Andererseits ist zu bedenken: Da die Differenzkategorien als historisch kontingente Konstrukte angesehen werden (vgl. Weinbach, 2014), ist die Entscheidung über die Aufnahme von Kategorien ebenfalls kontingent. Dies zeigt sich u. a. darin, dass die gesellschaftliche Situiertheit der Forscher*innen und ihre persönlich bedingten Relevanzen Einfluss darauf haben, welche Differenzkategorien für relevant gehalten werden. Diese Vorentscheidungen aber ziehen weitreichende theorie- und forschungsstrategische Grundsatzentscheidungen nach sich. Dies ist nicht als grundsätzliches Problem zu verstehen, durch das diese Art von Forschung delegitimiert wird, muss aber reflexiv eingeholt werden.

Ein weiterer strittiger Punkt betrifft die Frage, ob Intersektionalität eine Theorie ist, eine heuristische Metapher, eine Analyseperspektive oder, wie Walgenbach vorschlägt, ein Paradigma (vgl. Meyer, 2017, S. 122 ff.; vgl. Walgenbach, 2016, S. 212 ff.).
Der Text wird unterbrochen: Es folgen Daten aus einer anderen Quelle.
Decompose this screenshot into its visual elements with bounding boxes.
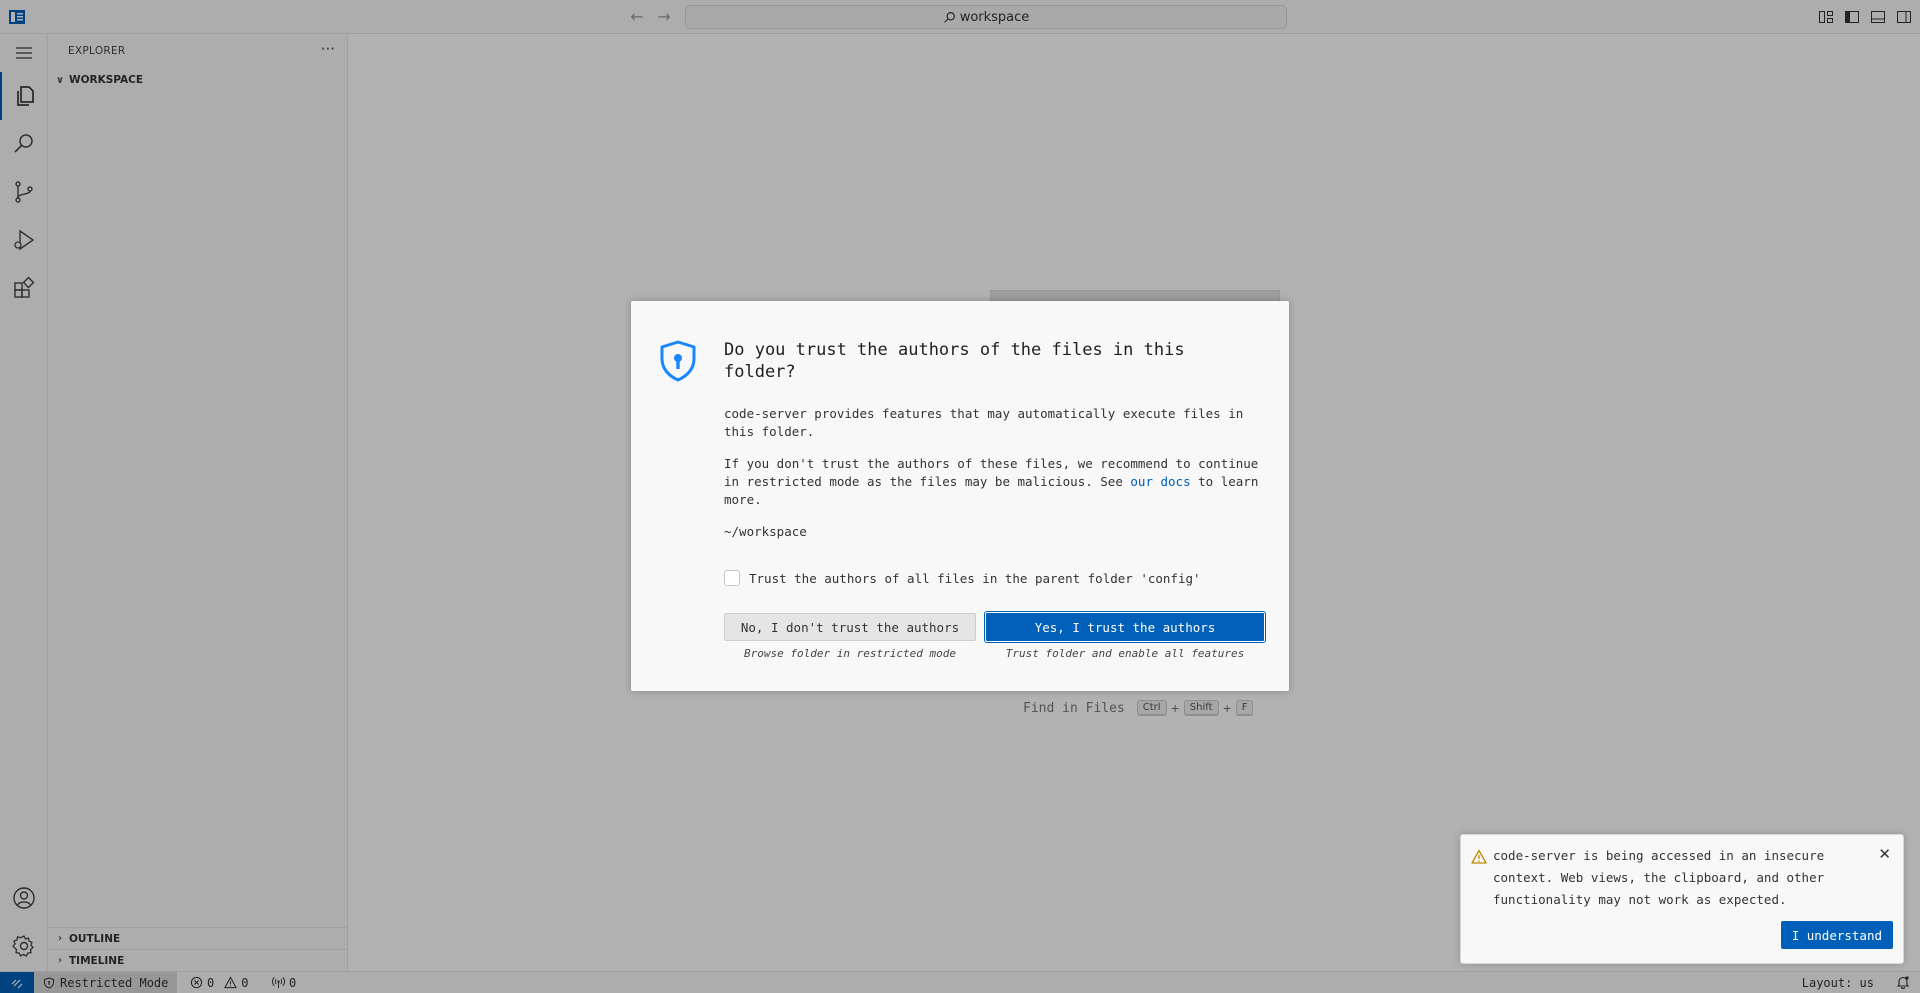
dialog-recommendation: If you don't trust the authors of these … <box>724 456 1259 507</box>
dialog-title: Do you trust the authors of the files in… <box>724 340 1185 382</box>
shield-icon <box>657 339 699 387</box>
notification-message: code-server is being accessed in an inse… <box>1493 848 1825 907</box>
folder-path: ~/workspace <box>724 524 807 539</box>
our-docs-link[interactable]: our docs <box>1130 474 1190 489</box>
trust-caption: Trust folder and enable all features <box>1005 647 1245 660</box>
workspace-trust-dialog: Do you trust the authors of the files in… <box>631 301 1289 691</box>
insecure-context-notification: code-server is being accessed in an inse… <box>1460 834 1904 964</box>
trust-parent-checkbox-row[interactable]: Trust the authors of all files in the pa… <box>724 570 1201 586</box>
trust-parent-checkbox[interactable] <box>724 570 740 586</box>
close-icon[interactable]: ✕ <box>1878 847 1891 862</box>
trust-button[interactable]: Yes, I trust the authors <box>984 611 1266 643</box>
i-understand-button[interactable]: I understand <box>1780 921 1893 949</box>
dont-trust-button[interactable]: No, I don't trust the authors <box>724 613 976 641</box>
trust-parent-label: Trust the authors of all files in the pa… <box>749 570 1201 586</box>
warning-icon <box>1471 849 1487 869</box>
dialog-description: code-server provides features that may a… <box>724 406 1244 439</box>
dont-trust-caption: Browse folder in restricted mode <box>744 647 956 660</box>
Darüber hinaus ist noch nicht konsensuell geklärt, auf welcher Analyseebene bzw. auf welchen Analyseebenen die Intersektionalitätsforschung anzusetzen hat. Degele und Winker (2009) haben hierzu einen vielbeachteten Ansatz entwickelt, der es erlauben soll, drei Ebenen zu berücksichtigen (vgl. Walgenbach, 2014, S. 77 ff.):

  • eine Makro- und Mesoebene, auf der gesellschaftliche Strukturen einschließlich Organisationen und Institutionen untersucht werden,

  • eine Mikroebene, auf der die Prozesse der Identitätsbildung zentral sind,

  • eine quer dazu liegende Repräsentationsebene, die Symbolisierungsprozesse und -praxen fokussiert.

Auch dieser Vorschlag ist nicht unwidersprochen geblieben. So kritisiert Budde, dass er die jeweils wirkenden gesellschaftlichen Machtverhältnisse einerseits addiert, andererseits aber in einer Doppelbewegung „das Abweichende als Abweichendes in seiner Differenz thematisiert und herausgestellt wird, während die im gleichen Prozess als Norm gesetzte Gruppe de-thematisiert wird“ (ebd., 2013, S. 251).
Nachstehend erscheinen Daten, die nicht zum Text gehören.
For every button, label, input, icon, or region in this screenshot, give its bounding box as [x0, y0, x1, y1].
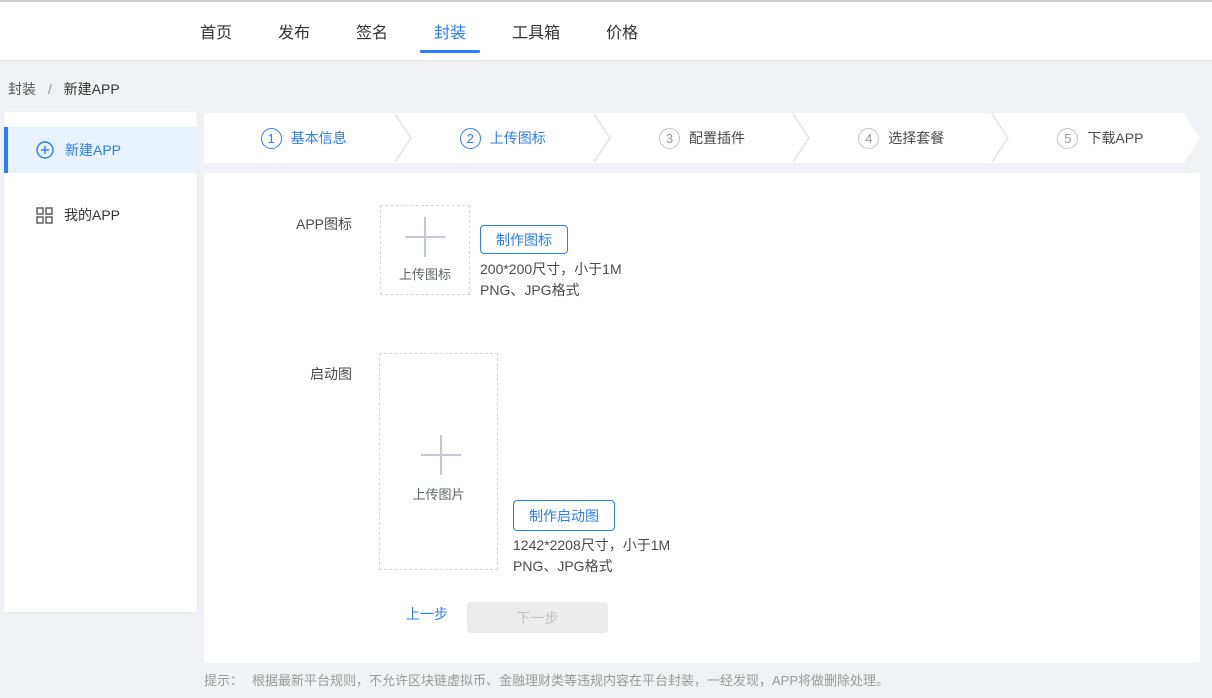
- sidebar-item-label: 我的APP: [64, 205, 120, 225]
- breadcrumb-section[interactable]: 封装: [8, 81, 36, 97]
- make-splash-button[interactable]: 制作启动图: [513, 500, 615, 531]
- breadcrumb-current: 新建APP: [64, 81, 120, 97]
- upload-icon-text: 上传图标: [399, 264, 451, 283]
- upload-image-text: 上传图片: [412, 484, 464, 503]
- app-icon-upload-box[interactable]: 上传图标: [380, 205, 470, 295]
- splash-format-requirement: PNG、JPG格式: [513, 556, 670, 577]
- splash-image-label: 启动图: [204, 364, 352, 384]
- splash-upload-box[interactable]: 上传图片: [379, 353, 498, 570]
- step-number: 4: [858, 128, 879, 149]
- chevron-right-icon: [990, 113, 1010, 163]
- upload-icon-panel: APP图标 上传图标 制作图标 200*200尺寸，小于1M PNG、JPG格式…: [204, 173, 1200, 663]
- step-number: 5: [1057, 128, 1078, 149]
- sidebar-item-label: 新建APP: [65, 140, 121, 160]
- step-label: 下载APP: [1087, 128, 1143, 148]
- step-select-plan: 4 选择套餐: [802, 113, 1001, 163]
- tip-text: 根据最新平台规则，不允许区块链虚拟币、金融理财类等违规内容在平台封装，一经发现，…: [252, 673, 889, 688]
- top-header: 首页 发布 签名 封装 工具箱 价格: [0, 2, 1212, 61]
- nav-item-package[interactable]: 封装: [434, 19, 466, 43]
- step-download-app: 5 下载APP: [1001, 113, 1200, 163]
- icon-format-requirement: PNG、JPG格式: [480, 280, 622, 301]
- main-nav: 首页 发布 签名 封装 工具箱 价格: [200, 2, 638, 60]
- chevron-right-icon: [393, 113, 413, 163]
- previous-step-button[interactable]: 上一步: [406, 604, 448, 624]
- plus-icon: [405, 217, 445, 257]
- icon-size-requirement: 200*200尺寸，小于1M: [480, 259, 622, 280]
- step-number: 1: [261, 128, 282, 149]
- nav-item-publish[interactable]: 发布: [278, 19, 310, 43]
- app-icon-label: APP图标: [204, 214, 352, 234]
- grid-icon: [36, 207, 53, 224]
- step-label: 配置插件: [689, 128, 745, 148]
- step-label: 上传图标: [490, 128, 546, 148]
- tip-label: 提示：: [204, 673, 243, 688]
- icon-requirements: 200*200尺寸，小于1M PNG、JPG格式: [480, 259, 622, 301]
- sidebar-item-new-app[interactable]: 新建APP: [4, 127, 197, 173]
- circle-plus-icon: [36, 141, 54, 159]
- splash-requirements: 1242*2208尺寸，小于1M PNG、JPG格式: [513, 535, 670, 577]
- plus-icon: [421, 435, 457, 471]
- nav-item-price[interactable]: 价格: [606, 19, 638, 43]
- chevron-right-icon: [791, 113, 811, 163]
- nav-item-home[interactable]: 首页: [200, 19, 232, 43]
- step-number: 2: [460, 128, 481, 149]
- step-label: 选择套餐: [888, 128, 944, 148]
- nav-item-sign[interactable]: 签名: [356, 19, 388, 43]
- step-configure-plugins: 3 配置插件: [602, 113, 801, 163]
- breadcrumb-separator: /: [48, 81, 52, 97]
- make-icon-button[interactable]: 制作图标: [480, 225, 568, 254]
- sidebar-item-my-app[interactable]: 我的APP: [4, 195, 197, 235]
- step-basic-info: 1 基本信息: [204, 113, 403, 163]
- breadcrumb: 封装 / 新建APP: [8, 79, 120, 99]
- nav-item-toolbox[interactable]: 工具箱: [512, 19, 560, 43]
- chevron-right-icon: [592, 113, 612, 163]
- splash-size-requirement: 1242*2208尺寸，小于1M: [513, 535, 670, 556]
- sidebar: 新建APP 我的APP: [4, 112, 197, 612]
- step-upload-icon: 2 上传图标: [403, 113, 602, 163]
- next-step-button[interactable]: 下一步: [467, 602, 608, 633]
- step-number: 3: [659, 128, 680, 149]
- step-label: 基本信息: [291, 128, 347, 148]
- steps-wizard: 1 基本信息 2 上传图标 3 配置插件 4 选择套餐 5 下载APP: [204, 113, 1200, 163]
- platform-rules-tip: 提示： 根据最新平台规则，不允许区块链虚拟币、金融理财类等违规内容在平台封装，一经…: [204, 670, 889, 689]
Schließlich besteht noch Klärungsbedarf in Hinblick auf die Berücksichtigung der sozialtheoretisch durchaus relevanten subjektiven Perspektive. So kann die Ausblendung der Perspektive der Subjekte zu „stereotypisierenden Konstruktionen spezifischer Gruppen“ führen, „die in Anbetracht spezifischer Differenzkonfigurationen in ihren Lebenslagen und Lebensweisen als homogen gedacht werden“ (Thielen, 2011, o. S.). Die Berücksichtigung der subjektiven Perspektive ist der Einsicht geschuldet, dass die theoriebasierte Feststellung objektiver Ungleichheitslagen nichts darüber aussagen kann, wie die betroffenen Menschen ihre soziale Situation erleben und deuten. Allerdings hat die Hinzunahme der subjektiven Perspektive die theoretisch und forschungsmethodisch gravierende Konsequenz, die – ohnehin schwierige und problembeladene – Attribuierung von Ungleichheitslagen und deren Erklärung erheblich zu erschweren.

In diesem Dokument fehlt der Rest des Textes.